前田 本音で言うと試合をしたい気持ちは強い。でも(状況は)みんな同じ。それを思うと踏ん張れるかな。試合の動画を見たりしていると、もどかしい気持ちになるけど、その日に向けてエナジーをためるという考えに切り替えてます。

-その思いを共有?

前田 (本石)会長とは連絡を取り合ってます。「どんな感じで練習している?」とか。励ましてくれるんで、気持ちは折れずにいられます。

-プライベートも自粛

前田 感染防止が第一。必要以外には出ないようにしてます。彼女はいますが、(在住が)ちょっと距離あるんで会えません。彼女は会社員で、今は在宅勤務。近況を報告したりして、励まし合っています。

-やはり感染が怖い

前田 万が一、(彼女との)どちらかがかかっても周りに迷惑をかける。自分だけは大丈夫だろうではなく、今はひとごとでなく怖い。最近、愛知県の(ボクシング)ジムで感染者があったので、これが自分のジムだと想像したらより怖くなった。自分だけは大丈夫とは絶対に言えない。

-今後は

前田 (緊急事態宣言期限の)ゴールデンウイーク明けにはジムワーク再開も思っていましたが、情勢を見ながら。何より感染は避けないといけない。苦しいけど頑張ります。

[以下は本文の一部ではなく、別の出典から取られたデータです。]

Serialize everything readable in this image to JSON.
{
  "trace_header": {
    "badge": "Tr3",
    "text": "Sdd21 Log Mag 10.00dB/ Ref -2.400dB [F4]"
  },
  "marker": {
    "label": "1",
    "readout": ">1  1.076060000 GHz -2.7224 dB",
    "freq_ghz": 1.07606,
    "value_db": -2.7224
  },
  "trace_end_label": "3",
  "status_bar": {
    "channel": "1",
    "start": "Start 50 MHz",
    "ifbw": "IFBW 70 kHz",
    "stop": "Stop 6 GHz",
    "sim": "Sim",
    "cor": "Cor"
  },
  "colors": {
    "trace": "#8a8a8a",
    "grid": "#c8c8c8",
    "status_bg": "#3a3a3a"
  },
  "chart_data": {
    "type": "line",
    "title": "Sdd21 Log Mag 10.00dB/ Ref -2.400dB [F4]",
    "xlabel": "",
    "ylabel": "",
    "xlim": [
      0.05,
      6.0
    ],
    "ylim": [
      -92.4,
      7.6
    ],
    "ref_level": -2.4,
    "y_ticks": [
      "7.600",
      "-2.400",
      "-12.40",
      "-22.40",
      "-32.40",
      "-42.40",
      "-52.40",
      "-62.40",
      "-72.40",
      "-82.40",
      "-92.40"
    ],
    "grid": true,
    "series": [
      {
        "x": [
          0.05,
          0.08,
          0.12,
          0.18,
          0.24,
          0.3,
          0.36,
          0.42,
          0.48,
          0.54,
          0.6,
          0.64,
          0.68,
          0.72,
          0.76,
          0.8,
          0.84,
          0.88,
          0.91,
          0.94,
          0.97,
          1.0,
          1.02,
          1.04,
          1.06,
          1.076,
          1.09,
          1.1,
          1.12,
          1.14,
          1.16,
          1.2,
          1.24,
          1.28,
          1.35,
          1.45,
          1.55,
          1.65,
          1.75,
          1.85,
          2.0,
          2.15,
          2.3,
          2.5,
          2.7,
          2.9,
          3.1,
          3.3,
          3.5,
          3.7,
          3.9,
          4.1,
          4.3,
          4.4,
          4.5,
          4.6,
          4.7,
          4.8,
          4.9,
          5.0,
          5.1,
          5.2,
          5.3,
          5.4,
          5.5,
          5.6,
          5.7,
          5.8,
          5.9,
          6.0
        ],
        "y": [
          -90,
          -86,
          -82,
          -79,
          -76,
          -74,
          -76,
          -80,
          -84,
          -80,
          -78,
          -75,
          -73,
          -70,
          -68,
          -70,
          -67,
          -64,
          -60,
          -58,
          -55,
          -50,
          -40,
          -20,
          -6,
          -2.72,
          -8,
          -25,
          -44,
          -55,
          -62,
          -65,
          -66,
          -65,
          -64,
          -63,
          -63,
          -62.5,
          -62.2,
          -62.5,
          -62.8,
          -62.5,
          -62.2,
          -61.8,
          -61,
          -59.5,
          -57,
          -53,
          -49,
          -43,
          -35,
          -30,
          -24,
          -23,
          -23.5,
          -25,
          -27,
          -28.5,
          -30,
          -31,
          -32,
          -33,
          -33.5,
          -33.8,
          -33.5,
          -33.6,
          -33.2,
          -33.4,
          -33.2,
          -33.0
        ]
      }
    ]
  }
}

◆前田稔輝(まえだ・じんき)1996年(平8)9月25日、大阪府守口市生まれ。大商大堺から大商大へ。大商大2年時に日本拳法で日本一となる。プロの格闘家を目指して18年11月にグリーンツダジムに入り、19年4月のデビュー戦で1回TKO勝ち。同年の全日本フェザー級新人王を獲得。戦績は4勝(2KO)無敗。身長174センチの左ボクサーファイター。